A Lightweight Deep Exclusion Unfolding Network for Single Image Reflection Removal
This addresses the challenge of separating reflection-contaminated images for applications in computer vision, though it is an incremental improvement over existing deep learning approaches.
The paper tackles the problem of single image reflection removal by proposing a lightweight deep exclusion unfolding network (DExNet) that achieves state-of-the-art results, using only about 8% of the parameters of leading methods.
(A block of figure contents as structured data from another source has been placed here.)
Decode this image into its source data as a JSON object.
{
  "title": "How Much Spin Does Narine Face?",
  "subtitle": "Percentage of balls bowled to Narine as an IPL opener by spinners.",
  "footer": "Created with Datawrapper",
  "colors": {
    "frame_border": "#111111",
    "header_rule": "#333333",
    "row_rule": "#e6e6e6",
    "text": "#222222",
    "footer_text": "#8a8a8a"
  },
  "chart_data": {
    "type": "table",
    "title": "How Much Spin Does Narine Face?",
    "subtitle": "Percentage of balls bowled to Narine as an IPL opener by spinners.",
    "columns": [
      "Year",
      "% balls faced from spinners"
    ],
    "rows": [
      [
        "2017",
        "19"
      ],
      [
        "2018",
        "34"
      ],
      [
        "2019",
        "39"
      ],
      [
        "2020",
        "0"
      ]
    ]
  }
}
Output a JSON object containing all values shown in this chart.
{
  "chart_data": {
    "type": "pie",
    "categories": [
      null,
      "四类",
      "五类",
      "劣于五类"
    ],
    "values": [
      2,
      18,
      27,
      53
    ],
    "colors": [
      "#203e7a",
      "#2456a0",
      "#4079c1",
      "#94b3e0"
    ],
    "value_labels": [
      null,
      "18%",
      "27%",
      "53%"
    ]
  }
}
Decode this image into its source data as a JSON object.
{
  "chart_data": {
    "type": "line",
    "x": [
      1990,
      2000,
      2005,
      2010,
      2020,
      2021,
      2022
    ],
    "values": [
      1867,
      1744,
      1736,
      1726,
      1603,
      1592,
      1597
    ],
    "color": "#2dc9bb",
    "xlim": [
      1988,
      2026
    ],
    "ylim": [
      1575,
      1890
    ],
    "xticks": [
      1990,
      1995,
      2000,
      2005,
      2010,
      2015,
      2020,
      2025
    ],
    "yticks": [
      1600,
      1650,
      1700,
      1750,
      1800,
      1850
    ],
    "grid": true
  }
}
Single Image Reflection Removal (SIRR) is a canonical blind source separation problem and refers to the issue of separating a reflection-contaminated image into a transmission and a reflection image. The core challenge lies in minimizing the commonalities among different sources. Existing deep learning approaches either neglect the significance of feature interactions or rely on heuristically designed architectures. In this paper, we propose a novel Deep Exclusion unfolding Network (DExNet), a lightweight, interpretable, and effective network architecture for SIRR. DExNet is principally constructed by unfolding and parameterizing a simple iterative Sparse and Auxiliary Feature Update (i-SAFU) algorithm, which is specifically designed to solve a new model-based SIRR optimization formulation incorporating a general exclusion prior. This general exclusion prior enables the unfolded SAFU module to inherently identify and penalize commonalities between the transmission and reflection features, ensuring more accurate separation. The principled design of DExNet not only enhances its interpretability but also significantly improves its performance. Comprehensive experiments on four benchmark datasets demonstrate that DExNet achieves state-of-the-art visual and quantitative results while utilizing only approximately 8\% of the parameters required by leading methods.